Algunas veces la vida resulta demasiado monótona, aburrida, llana; y el mundo a veces también se pasa de maldito y lastimero. Así que para todas esas veces necesitamos una válvula de escape, un pasatiempo distractor para liberar el estrés y poder continuar con los problemas, las deudas, el trabajo, las enfermedades y los malos ratos de nuestra existencia. Hay personas que se embriagan al punto del vómito, otras que practican deporte en extremo, unas que se entregan a las bellas artes, a alguna manualidad, coleccionismo, o cualquier otra frivolidad. Yo camino.
El ritmo acelerado de la urbe es desesperante, capaz de fatigar al espíritu más resistente ante los embates de la civilización industrializada.

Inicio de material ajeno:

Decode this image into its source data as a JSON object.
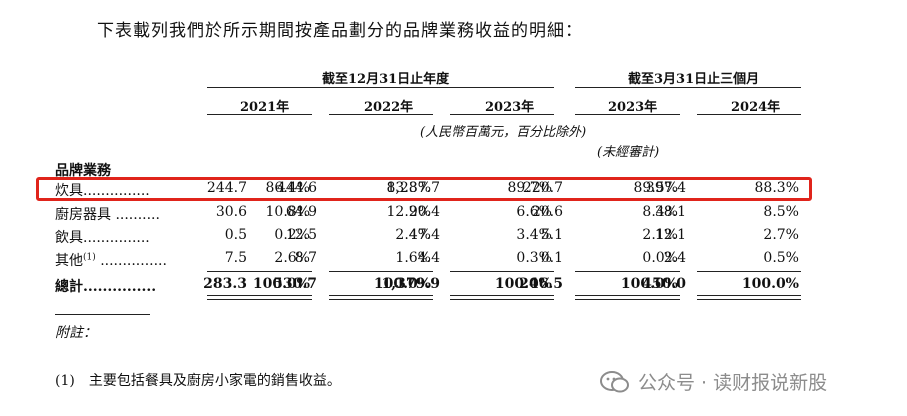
{
  "intro": "下表載列我們於所示期間按產品劃分的品牌業務收益的明細：",
  "headers": {
    "group_year": "截至12月31日止年度",
    "group_quarter": "截至3月31日止三個月",
    "periods": [
      "2021年",
      "2022年",
      "2023年",
      "2023年",
      "2024年"
    ],
    "currency_note": "(人民幣百萬元，百分比除外)",
    "unaudited_note": "(未經審計)"
  },
  "section_title": "品牌業務",
  "rows": [
    {
      "label": "炊具...............",
      "cells": [
        "244.7",
        "86.4%",
        "444.6",
        "83.8%",
        "1,237.7",
        "89.7%",
        "220.7",
        "89.5%",
        "397.4",
        "88.3%"
      ]
    },
    {
      "label": "廚房器具 ..........",
      "cells": [
        "30.6",
        "10.8%",
        "64.9",
        "12.2%",
        "90.4",
        "6.6%",
        "20.6",
        "8.4%",
        "38.1",
        "8.5%"
      ]
    },
    {
      "label": "飲具...............",
      "cells": [
        "0.5",
        "0.2%",
        "12.5",
        "2.4%",
        "47.4",
        "3.4%",
        "5.1",
        "2.1%",
        "12.1",
        "2.7%"
      ]
    },
    {
      "label": "其他",
      "label_sup": "(1)",
      "label_dots": " ...............",
      "cells": [
        "7.5",
        "2.6%",
        "8.7",
        "1.6%",
        "4.4",
        "0.3%",
        "0.1",
        "0.0%",
        "2.4",
        "0.5%"
      ]
    }
  ],
  "total": {
    "label": "總計...............",
    "cells": [
      "283.3",
      "100.0%",
      "530.7",
      "100.0%",
      "1,379.9",
      "100.0%",
      "246.5",
      "100.0%",
      "450.0",
      "100.0%"
    ]
  },
  "footnote_title": "附註：",
  "footnote": "(1)　主要包括餐具及廚房小家電的銷售收益。",
  "watermark": "公众号 · 读财报说新股",
  "colors": {
    "highlight": "#e0241b",
    "watermark": "#8c8c8c"
  }
}
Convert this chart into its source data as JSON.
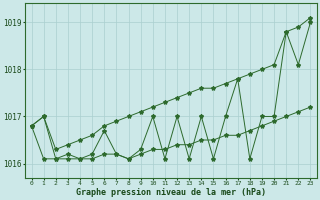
{
  "x": [
    0,
    1,
    2,
    3,
    4,
    5,
    6,
    7,
    8,
    9,
    10,
    11,
    12,
    13,
    14,
    15,
    16,
    17,
    18,
    19,
    20,
    21,
    22,
    23
  ],
  "y_zigzag": [
    1016.8,
    1017.0,
    1016.1,
    1016.2,
    1016.1,
    1016.2,
    1016.7,
    1016.2,
    1016.1,
    1016.3,
    1017.0,
    1016.1,
    1017.0,
    1016.1,
    1017.0,
    1016.1,
    1017.0,
    1017.8,
    1016.1,
    1017.0,
    1017.0,
    1018.8,
    1018.1,
    1019.0
  ],
  "y_trend_low": [
    1016.8,
    1016.1,
    1016.1,
    1016.1,
    1016.1,
    1016.1,
    1016.2,
    1016.2,
    1016.1,
    1016.2,
    1016.3,
    1016.3,
    1016.4,
    1016.4,
    1016.5,
    1016.5,
    1016.6,
    1016.6,
    1016.7,
    1016.8,
    1016.9,
    1017.0,
    1017.1,
    1017.2
  ],
  "y_trend_high": [
    1016.8,
    1017.0,
    1016.3,
    1016.4,
    1016.5,
    1016.6,
    1016.8,
    1016.9,
    1017.0,
    1017.1,
    1017.2,
    1017.3,
    1017.4,
    1017.5,
    1017.6,
    1017.6,
    1017.7,
    1017.8,
    1017.9,
    1018.0,
    1018.1,
    1018.8,
    1018.9,
    1019.1
  ],
  "ylim": [
    1015.7,
    1019.4
  ],
  "yticks": [
    1016,
    1017,
    1018,
    1019
  ],
  "xlabel": "Graphe pression niveau de la mer (hPa)",
  "line_color": "#2d6a2d",
  "bg_color": "#cce8e8",
  "grid_color": "#aacfcf",
  "label_color": "#1a4a1a",
  "spine_color": "#2d6a2d"
}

No nos permitimos el lujo de la lentitud, mucho menos de la quietud. Estar en un espacio público, alguna plaza concurrida por ejemplo, y detenerse completamente es una acción que nadie llevaría a cabo y, lo que es más, se calificaría de loco, tonto o molesto a cualquiera que así lo hiciera. Nadie gasta su tiempo libre sentado en el parque mirando el mismo árbol por horas. Todo lo que hacemos lo hemos obligado a tener una finalidad, una función o un provecho. Nadie trabaja si no se le paga; nadie ayuda a alguien si no recibe su ayuda primero; nadie sale a caminar sin rumbo, sin sentido, dirección ni destino.
Mis primeras caminatas fueron bastante cortas y casi a la fuerza: cuando mi papá se quedó sin trabajo, ya no pudo pagar el transporte escolar, así que, al terminar las clases, tenía que ir de la escuela a mi casa caminando. Algunas ocasiones mi trayecto se veía sazonado con ligeras desviaciones por calles desconocidas, aventura que me llenaba de adrenalina y asombro. Luego, ya siendo yo mayor de edad, comencé a caminar por puro placer, sólo para conocer la ciudad y sentirme parte del progreso arquitectónico de la economía nacional. Me gustaba caminar las colonias de gente adinerada e imaginar que algún día alguna de esas casas sería la mía. Poco a poco mis caminatas se hicieron cada vez más largas y lejanas; mientras caminaba, anochecía, y yo debía regresar a mi casa en plena oscuridad nocturna. Ahora prefiero caminar sólo de noche.
Mi madre siempre me ha incitado a terminar con estas caminatas, dice que la calle no es para una mujer, y menos para una joven como yo, y menos de noche. Pero la verdad es que al recorrer las calles también se conocen personas: locatarios, tenderos, comerciantes ambulantes, taxistas, los tragafuegos de los semáforos, los niños de la calle y, claro, mil perros vagabundos en cada paraje. Además, cuanto más lo practicas, más te acostumbras a ello y le pierdes el miedo por completo. Jamás me he sentido desprotegida, amenazada o insegura durante mis caminatas. Contrario a lo que piensa mi madre, nadie pone atención a un caminante noctámbulo… ni siquiera los maleantes.
De día, los humanos son los protagonistas del paisaje, relegando a la ciudad en sí a un segundo plano, una simple imagen de fondo, el mero escenario y nada más; en cambio, de noche, mientras todos duermen, es la ciudad la que se apodera del panorama: los topes, los baches, los muros, las casas, incluso los árboles tan artificiales en medio del camellón, los faros, los cables de luz, los autos estacionados, las banquetas, la pintura vieja, las rejas y portones, y hasta la basura tirada sobre el pavimento. De noche, la ciudad es bellísima, aunque no haya personas despiertas para apreciarla.
Hace un tiempo regresé a mi casa por una calle diferente a la acostumbrada, una calle que casi no recorro porque está de subida y siempre vuelvo algo cansada de mis caminatas a media noche. En esa calle, justo en la casa de la esquina, la luz de la ventana del segundo piso estaba encendida. Fue un suceso extrañísimo, ya que nunca antes había visto una luz encendida a las dos de la mañana. Tal vez aquello hubiese sido sepultado por la memoria de no ser porque desde entonces regreso por esa calle y siempre está la misma luz encendida. Tal vez, llegué a pensar, olvidan apagar el foco y por eso se queda encendida, pero una vez logré ver la silueta de un hombre caminando por el cuarto. Tal vez padece insomnio. Tal vez saldría a caminar conmigo si lo invitara. Tal vez debería hablar con él de día. Tal vez necesita un abrazo mío para poder conciliar el sueño. Tal vez… tal vez…
Me gusta caminar de noche, pasar por afuera de tu casa e imaginar que también es mi casa, que me esperas despierto y me recibes con un beso. No sé quién eres, extraño vecino mío, pero, si alguna vez apagas la luz de tu alcoba, sabré entonces que no me amas más.